2. 対話的なオブジェクト中心の調整(Interactive Object-Centric Refinement)
ユーザーが特定の物体や場面に注目して、「このシーンのドアの音をもっと重くして」などの具体的なカスタマイズを自然言語で指示できます。AIはその指示を読み取り、必要な音を部分的に上書きしてユーザーと一緒に作品を仕上げていきます。
3. 自然言語によるターゲット編集(Targeted Editing via Natural Language)
さらに高度なケースでは、「もっと緊張感のある雰囲気にして」などの抽象的な自然言語指示に対しても、前述の“思考連鎖”を活用して、どのような環境音・効果音・音量調整が必要かを段階的に推論して音を生成・編集します。
ここで活躍するのが、大規模言語モデル(LLM:Large Language Model)に映像情報を統合したマルチモーダルシステムです。映像(ビジュアル)、テキスト(ユーザー指示)そして音(出力)の3つが連携し、それぞれの文脈や意味合いを踏まえて最適な音を導き出します。

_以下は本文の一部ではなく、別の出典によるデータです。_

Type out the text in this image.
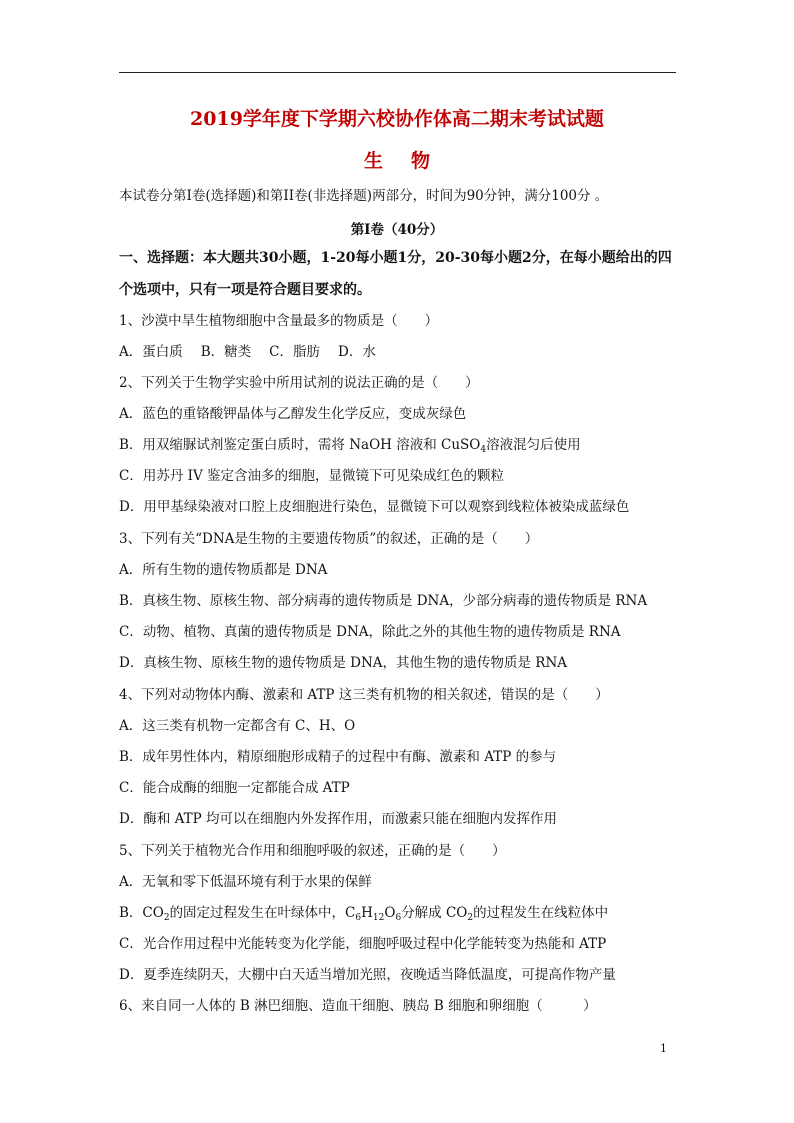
2019学年度下学期六校协作体高二期末考试试题
生物
本试卷分第I卷(选择题)和第II卷(非选择题)两部分，时间为90分钟，满分100分 。
第I卷（40分）
一、选择题：本大题共30小题，1-20每小题1分，20-30每小题2分，在每小题给出的四
个选项中，只有一项是符合题目要求的。
1、沙漠中旱生植物细胞中含量最多的物质是（　　）
A．蛋白质 B．糖类 C．脂肪 D．水
2、下列关于生物学实验中所用试剂的说法正确的是（　　）
A．蓝色的重铬酸钾晶体与乙醇发生化学反应，变成灰绿色
B．用双缩脲试剂鉴定蛋白质时，需将 NaOH 溶液和 CuSO$_4$溶液混匀后使用
C．用苏丹 IV 鉴定含油多的细胞，显微镜下可见染成红色的颗粒
D．用甲基绿染液对口腔上皮细胞进行染色，显微镜下可以观察到线粒体被染成蓝绿色
3、下列有关“DNA是生物的主要遗传物质”的叙述，正确的是（　　）
A．所有生物的遗传物质都是 DNA
B．真核生物、原核生物、部分病毒的遗传物质是 DNA，少部分病毒的遗传物质是 RNA
C．动物、植物、真菌的遗传物质是 DNA，除此之外的其他生物的遗传物质是 RNA
D．真核生物、原核生物的遗传物质是 DNA，其他生物的遗传物质是 RNA
4、下列对动物体内酶、激素和 ATP 这三类有机物的相关叙述，错误的是（　　）
A．这三类有机物一定都含有 C、H、O
B．成年男性体内，精原细胞形成精子的过程中有酶、激素和 ATP 的参与
C．能合成酶的细胞一定都能合成 ATP
D．酶和 ATP 均可以在细胞内外发挥作用，而激素只能在细胞内发挥作用
5、下列关于植物光合作用和细胞呼吸的叙述，正确的是（　　）
A．无氧和零下低温环境有利于水果的保鲜
B．$CO_2$的固定过程发生在叶绿体中，$C_6H_{12}O_6$分解成 $CO_2$的过程发生在线粒体中
C．光合作用过程中光能转变为化学能，细胞呼吸过程中化学能转变为热能和 ATP
D．夏季连续阴天，大棚中白天适当增加光照，夜晚适当降低温度，可提高作物产量
6、来自同一人体的 B 淋巴细胞、造血干细胞、胰岛 B 细胞和卵细胞（　　　）
1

AudioCoT:AIに音の“論理”を教えるための新データセット
ThinkSoundの開発にあたっては、AIが人間のように論理的に音を考えられるように、「AudioCoT」という新しい学習用データセットが作成されました。これは、映像、状況の説明文、そしてそれに対してどのような音をつけるべきかというステップ・バイ・ステップの推論過程を含むアノテーション付きのデータ群です。このデータによってAIは「なぜその音が必要なのか」「どのように文脈に合わせるべきか」を学ぶことができます。
技術的観点からの注目ポイント
ThinkSoundの技術的な革新は、以下のいくつかの観点から特筆すべき点があります。
– 推論付き音声生成の実現:Chain-of-Thought(CoT)を取り入れた初のマルチモーダル音声編集システム。従来の一括生成型と異なり、段階的思考により柔軟で拡張性のある音声生成を実現。
– 入力としての自然言語活用:ユーザーからの曖昧な自然な言語を真意に基づいて処理できるため、専門家ではない一般ユーザーにも使いやすい。
– 汎用性の高い応用範囲:映画、アニメ、ゲーム制作のみならず、教育・医療・ナビゲーション支援など視覚〜音声連携が重要な多くの場面で応用が期待されます。
おわりに──“聴くAI”から“考えて音を創るAI”へ
ThinkSoundは、ただ音を鳴らすだけのAIではなく、文脈から状況を読み取り、段階的に音の意味を構築しながら生成・編集できる革新的なフレームワークです。これは単なる技術の進歩に留まらず、映像表現の新たな地平を拓く鍵となる可能性を持っています。
今後、このような“思考するAI”が一般のコンテンツ制作に普及すれば、プロ・アマ問わず、誰もが映画のような“音の演出”を自分の手で実現できる時代が近づくかもしれません。
デモページでは実際にThinkSoundによる音声生成の例も公開されており、さらなる技術の進化に期待が集まっています。